Comparing the life spans of humans with other primates, Caleb Finch, ARCO & William F. Kieschnick Professor in the Neurobiology of Aging in the USC Davis School of Gerontology, explains that slight differences in DNA sequencing in humans have enabled us to better respond to infection and inflammation, the leading cause of mortality in wild chimpanzees and in early human populations with limited access to modern medicine.

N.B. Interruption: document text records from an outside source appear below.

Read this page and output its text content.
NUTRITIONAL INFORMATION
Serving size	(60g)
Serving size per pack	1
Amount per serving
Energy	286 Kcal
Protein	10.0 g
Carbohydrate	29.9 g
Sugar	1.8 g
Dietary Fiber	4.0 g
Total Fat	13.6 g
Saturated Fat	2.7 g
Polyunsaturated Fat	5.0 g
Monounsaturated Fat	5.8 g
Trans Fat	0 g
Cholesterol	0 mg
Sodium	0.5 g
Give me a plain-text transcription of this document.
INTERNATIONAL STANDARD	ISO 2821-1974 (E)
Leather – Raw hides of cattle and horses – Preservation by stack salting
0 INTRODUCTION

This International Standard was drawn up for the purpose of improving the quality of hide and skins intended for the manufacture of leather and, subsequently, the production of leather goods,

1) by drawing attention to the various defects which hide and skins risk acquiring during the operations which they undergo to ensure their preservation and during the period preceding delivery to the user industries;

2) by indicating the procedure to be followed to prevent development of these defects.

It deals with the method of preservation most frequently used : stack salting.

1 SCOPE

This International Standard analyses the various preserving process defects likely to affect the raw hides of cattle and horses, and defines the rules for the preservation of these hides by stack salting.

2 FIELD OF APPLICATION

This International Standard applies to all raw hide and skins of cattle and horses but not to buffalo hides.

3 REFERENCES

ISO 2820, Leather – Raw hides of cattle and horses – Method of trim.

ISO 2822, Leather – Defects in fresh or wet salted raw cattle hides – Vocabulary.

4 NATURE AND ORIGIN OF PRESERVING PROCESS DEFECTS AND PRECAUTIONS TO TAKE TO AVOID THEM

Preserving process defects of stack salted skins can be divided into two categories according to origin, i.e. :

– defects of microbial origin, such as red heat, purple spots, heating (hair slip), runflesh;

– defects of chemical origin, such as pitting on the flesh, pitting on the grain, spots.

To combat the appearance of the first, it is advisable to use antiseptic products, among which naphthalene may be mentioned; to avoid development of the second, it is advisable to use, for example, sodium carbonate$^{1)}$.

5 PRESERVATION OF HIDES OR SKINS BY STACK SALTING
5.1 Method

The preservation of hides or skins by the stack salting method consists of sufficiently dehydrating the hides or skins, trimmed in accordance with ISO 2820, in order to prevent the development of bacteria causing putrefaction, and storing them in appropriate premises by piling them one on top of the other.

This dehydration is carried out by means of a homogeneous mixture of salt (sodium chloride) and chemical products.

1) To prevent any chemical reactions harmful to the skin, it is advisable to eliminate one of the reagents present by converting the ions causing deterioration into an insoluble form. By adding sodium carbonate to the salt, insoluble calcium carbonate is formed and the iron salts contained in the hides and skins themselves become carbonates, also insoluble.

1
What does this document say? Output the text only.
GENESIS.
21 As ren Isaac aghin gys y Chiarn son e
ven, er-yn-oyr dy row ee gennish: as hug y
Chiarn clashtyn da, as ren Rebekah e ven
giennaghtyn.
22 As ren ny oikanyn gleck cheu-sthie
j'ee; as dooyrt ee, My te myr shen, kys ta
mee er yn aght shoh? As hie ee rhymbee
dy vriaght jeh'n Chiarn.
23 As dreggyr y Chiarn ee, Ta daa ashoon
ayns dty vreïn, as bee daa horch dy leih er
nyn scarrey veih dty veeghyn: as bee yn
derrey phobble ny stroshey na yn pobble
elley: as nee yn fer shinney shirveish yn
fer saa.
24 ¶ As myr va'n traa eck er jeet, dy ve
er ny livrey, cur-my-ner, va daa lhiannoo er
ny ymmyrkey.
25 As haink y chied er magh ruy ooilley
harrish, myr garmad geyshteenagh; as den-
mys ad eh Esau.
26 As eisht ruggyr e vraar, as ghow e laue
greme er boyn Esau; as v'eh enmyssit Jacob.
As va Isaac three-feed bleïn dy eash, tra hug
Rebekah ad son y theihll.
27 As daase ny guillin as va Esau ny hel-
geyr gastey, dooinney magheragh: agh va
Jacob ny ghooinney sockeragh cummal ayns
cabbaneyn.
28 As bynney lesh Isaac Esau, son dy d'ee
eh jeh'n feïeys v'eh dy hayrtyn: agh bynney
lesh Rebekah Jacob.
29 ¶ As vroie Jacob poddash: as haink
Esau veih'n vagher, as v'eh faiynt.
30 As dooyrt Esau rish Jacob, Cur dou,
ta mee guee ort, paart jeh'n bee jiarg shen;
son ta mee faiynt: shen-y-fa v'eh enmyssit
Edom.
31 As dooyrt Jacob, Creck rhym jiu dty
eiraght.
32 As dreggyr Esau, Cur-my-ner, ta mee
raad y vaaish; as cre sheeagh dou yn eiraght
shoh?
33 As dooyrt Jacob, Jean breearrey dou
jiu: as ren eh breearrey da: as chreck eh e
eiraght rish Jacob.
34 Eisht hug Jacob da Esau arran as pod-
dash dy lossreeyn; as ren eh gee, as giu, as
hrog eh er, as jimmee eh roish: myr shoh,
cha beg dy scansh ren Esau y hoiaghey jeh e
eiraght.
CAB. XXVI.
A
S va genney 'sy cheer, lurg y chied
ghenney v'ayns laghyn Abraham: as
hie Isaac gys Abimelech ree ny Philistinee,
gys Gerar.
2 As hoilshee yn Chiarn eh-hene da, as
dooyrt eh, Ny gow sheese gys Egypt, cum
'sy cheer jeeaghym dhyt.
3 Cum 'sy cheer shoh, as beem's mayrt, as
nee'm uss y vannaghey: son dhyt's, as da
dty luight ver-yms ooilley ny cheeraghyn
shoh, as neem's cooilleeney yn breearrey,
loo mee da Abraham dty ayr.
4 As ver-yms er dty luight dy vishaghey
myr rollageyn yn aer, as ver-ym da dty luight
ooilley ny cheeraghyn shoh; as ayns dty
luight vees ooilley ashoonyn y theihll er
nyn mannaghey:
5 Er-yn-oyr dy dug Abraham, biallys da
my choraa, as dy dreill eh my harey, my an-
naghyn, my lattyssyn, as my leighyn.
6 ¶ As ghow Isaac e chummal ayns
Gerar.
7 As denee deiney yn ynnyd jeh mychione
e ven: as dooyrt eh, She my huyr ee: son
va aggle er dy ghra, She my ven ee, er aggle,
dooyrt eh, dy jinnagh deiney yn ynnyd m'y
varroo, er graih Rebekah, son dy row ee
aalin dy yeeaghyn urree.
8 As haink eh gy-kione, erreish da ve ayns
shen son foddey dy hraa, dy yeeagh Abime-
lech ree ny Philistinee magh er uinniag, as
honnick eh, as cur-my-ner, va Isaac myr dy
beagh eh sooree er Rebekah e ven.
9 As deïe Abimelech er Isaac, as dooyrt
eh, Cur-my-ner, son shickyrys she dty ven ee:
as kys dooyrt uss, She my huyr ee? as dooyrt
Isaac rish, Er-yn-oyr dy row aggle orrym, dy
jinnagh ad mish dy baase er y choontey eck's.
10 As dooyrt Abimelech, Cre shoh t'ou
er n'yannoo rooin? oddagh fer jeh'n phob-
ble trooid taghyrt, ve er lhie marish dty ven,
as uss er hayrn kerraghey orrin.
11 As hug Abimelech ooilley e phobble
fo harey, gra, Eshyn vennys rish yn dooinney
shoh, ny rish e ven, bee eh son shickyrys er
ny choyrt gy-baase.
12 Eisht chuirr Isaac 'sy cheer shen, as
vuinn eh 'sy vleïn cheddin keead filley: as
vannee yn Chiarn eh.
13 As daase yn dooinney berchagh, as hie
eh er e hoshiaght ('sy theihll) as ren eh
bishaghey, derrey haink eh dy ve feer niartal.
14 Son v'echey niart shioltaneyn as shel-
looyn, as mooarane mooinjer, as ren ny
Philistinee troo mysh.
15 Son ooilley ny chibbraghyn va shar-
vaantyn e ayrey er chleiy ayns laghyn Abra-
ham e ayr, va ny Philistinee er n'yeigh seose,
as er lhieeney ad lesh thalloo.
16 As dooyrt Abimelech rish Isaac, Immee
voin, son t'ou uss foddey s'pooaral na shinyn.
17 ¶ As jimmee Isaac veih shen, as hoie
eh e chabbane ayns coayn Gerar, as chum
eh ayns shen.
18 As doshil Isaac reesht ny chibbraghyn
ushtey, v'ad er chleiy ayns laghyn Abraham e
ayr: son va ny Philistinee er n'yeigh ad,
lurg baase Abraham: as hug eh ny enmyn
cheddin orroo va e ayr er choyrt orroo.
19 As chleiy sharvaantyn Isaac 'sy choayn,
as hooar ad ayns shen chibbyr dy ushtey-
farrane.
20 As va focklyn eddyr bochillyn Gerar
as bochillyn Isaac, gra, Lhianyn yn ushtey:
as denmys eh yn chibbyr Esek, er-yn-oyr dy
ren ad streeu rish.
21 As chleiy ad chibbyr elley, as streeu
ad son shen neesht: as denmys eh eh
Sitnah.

Specifically, humans have evolved what Finch calls "a meat-adaptive gene" that has increased the human lifespan by regulating the effects of meat-rich diets. ApoE3 is unique to humans and is a variant of the cholesterol transporting gene, apolipoprotein E, which regulates inflammation and many aspects of aging in the brain and arteries.

"Over time, ingestion of red meat, particularly raw meat infected with parasites in the era before cooking, stimulates chronic inflammation that leads to some of the common diseases of aging," Finch said.

However, another expression of apolipoprotein E in humans -- the minor allele, apoE4 -- can increase the risk of heart disease and Alzheimer's disease by several-fold, Finch explained. ApoE4 carriers have higher totals of blood cholesterol, more oxidized blood lipids and higher rates of early onset coronary heart disease and Alzheimer's disease.

"The chimpanzee apoE functions more like the "good" apoE3, which contributes to low levels of heart disease and Alzheimer's," Finch said. Chimpanzees in captivity have unusually low levels of heart disease and Alzheimer-like changes during aging when compared to humans.

Finch hypothesizes that the expression of ApoE4 in humans could be the result of the "antagonistic pleiotropy theory" of aging, in which genes selected to fight diseases in early life have adverse affects in later life.

"ApoeE may be a prototype for other genes that enabled the huge changes in human lifespan, as well as brain size, despite our very unape-like meat-rich diets," Finch said. "Drugs being developed to alter activities of apoE4 may also enhance lifespan of apoE4 carriers."

In spite of their genetic similarity to humans, chimpanzees and great apes have maximum lifespans that rarely exceed 50 years. Even in high-mortality modern hunter-forager populations, human life expectancy at birth is still twice that of wild chimpanzees.